Iraquiano, 1937-2006, político

Saddam, ao invadir o Kuwait, provocou a primeira grande crise internacional depois do final da guerra fria. Quando Baath tomou o poder em 1968, Saddam era o homem forte do novo regime, responsável pelas decisões políticas mais importantes.

Tornou-se presidente do Iraque em 1979, e consolidou o controle colocando membros do seu clã em posições estratégicas. Rígido e ditatorial, fez com que surgisse um fervor patriótico entre os iraquianos em relação a ele.

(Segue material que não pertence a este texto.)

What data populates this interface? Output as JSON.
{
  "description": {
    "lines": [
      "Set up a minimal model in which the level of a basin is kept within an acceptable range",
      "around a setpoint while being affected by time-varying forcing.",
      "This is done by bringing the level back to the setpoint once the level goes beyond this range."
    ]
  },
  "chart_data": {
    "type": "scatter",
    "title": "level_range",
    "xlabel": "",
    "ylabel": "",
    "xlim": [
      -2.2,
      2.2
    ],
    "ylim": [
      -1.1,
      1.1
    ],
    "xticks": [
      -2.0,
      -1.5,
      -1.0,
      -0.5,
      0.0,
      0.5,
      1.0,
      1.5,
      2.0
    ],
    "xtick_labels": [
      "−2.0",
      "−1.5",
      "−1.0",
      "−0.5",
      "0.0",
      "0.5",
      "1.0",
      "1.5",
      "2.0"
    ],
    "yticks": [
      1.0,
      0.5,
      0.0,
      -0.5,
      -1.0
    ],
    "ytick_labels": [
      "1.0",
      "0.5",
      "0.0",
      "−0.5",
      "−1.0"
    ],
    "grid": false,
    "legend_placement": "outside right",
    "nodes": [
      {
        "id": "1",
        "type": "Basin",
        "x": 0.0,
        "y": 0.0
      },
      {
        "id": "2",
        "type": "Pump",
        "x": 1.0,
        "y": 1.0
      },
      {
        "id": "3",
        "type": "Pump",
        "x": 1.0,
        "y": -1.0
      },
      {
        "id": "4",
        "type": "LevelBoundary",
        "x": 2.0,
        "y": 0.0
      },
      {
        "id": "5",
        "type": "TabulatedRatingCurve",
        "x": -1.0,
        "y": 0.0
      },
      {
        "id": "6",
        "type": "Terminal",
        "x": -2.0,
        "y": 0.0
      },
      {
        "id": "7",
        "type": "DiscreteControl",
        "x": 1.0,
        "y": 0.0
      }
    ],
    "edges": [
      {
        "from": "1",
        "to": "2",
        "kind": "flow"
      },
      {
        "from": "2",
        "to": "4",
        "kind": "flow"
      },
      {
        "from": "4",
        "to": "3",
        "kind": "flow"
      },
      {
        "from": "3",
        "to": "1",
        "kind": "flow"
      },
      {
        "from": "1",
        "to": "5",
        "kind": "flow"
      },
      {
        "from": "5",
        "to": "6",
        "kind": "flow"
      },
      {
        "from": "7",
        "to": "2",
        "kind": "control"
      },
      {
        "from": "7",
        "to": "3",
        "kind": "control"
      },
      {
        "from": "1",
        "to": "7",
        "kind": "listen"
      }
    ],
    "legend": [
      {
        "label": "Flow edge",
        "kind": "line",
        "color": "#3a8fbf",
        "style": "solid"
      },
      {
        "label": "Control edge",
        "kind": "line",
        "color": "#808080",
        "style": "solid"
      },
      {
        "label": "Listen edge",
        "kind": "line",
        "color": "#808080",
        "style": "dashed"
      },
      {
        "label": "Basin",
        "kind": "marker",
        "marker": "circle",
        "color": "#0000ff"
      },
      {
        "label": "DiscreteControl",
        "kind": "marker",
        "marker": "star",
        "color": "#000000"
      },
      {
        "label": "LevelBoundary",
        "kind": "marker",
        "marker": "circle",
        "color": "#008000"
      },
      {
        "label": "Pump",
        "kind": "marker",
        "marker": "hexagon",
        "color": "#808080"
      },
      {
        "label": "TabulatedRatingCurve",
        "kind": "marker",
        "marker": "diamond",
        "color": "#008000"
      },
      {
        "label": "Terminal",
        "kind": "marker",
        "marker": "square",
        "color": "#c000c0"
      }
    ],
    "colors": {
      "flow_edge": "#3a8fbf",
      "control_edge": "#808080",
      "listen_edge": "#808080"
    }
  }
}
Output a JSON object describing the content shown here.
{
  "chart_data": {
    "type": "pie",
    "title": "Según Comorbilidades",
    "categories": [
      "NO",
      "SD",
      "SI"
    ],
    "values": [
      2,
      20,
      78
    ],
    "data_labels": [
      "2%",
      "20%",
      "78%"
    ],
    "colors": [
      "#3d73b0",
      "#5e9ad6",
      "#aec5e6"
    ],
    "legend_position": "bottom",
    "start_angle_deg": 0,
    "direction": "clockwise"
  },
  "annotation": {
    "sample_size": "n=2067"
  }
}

Em 1980, invadiu o Irã numa tentativa de eliminar a ameaça da República Islâmica revolucionária do Aiatolá Khomeini. Depois de oito anos, um Irã combalido aceitou o armistício proposto pelas Nações Unidas e o Iraque proclamou sua vitória. Em 1990, Saddam invadiu Kuwait. Embora considerado um herói por alguns dos povos árabes, a condenação mundial foi praticamente unânime e o Iraque enfrentou um boicote total por parte das Nações Unidas.

Uma coalizão comandada pelos Estados Unidos, sob os auspícios da ONU (Organização das Nações Unidas), conseguiu, primeiro, quebrar a sua economia, depois destruir o coração das modernas forças iraquianas.

Mas Saddam permaneceu com contingente suficiente de sua guarda revolucionária para suprimir os levantes xiitas no sul do país e somente foi impedido de cometer um ataque genocídico sobre os curdos depois de ter sofrido ameaças internacionais.

A sua sobrevivência no poder simplesmente revela o grau a que subjugou os seus comandados, com execuções sumárias de inimigos, eliminando todas as possibilidades de tirá-lo do governo. Em outubro 1994 ameaçou o Kuwait com uma nova invasão.

Em seguida, Hussein declarou que se dispõe a reconhecer a soberania do Kuwait se a ONU se comprometer a levantar o embargo econômico contra o país. Difícil mesmo, dizem os observadores, é confiar em Saddam Hussein e suas intenções.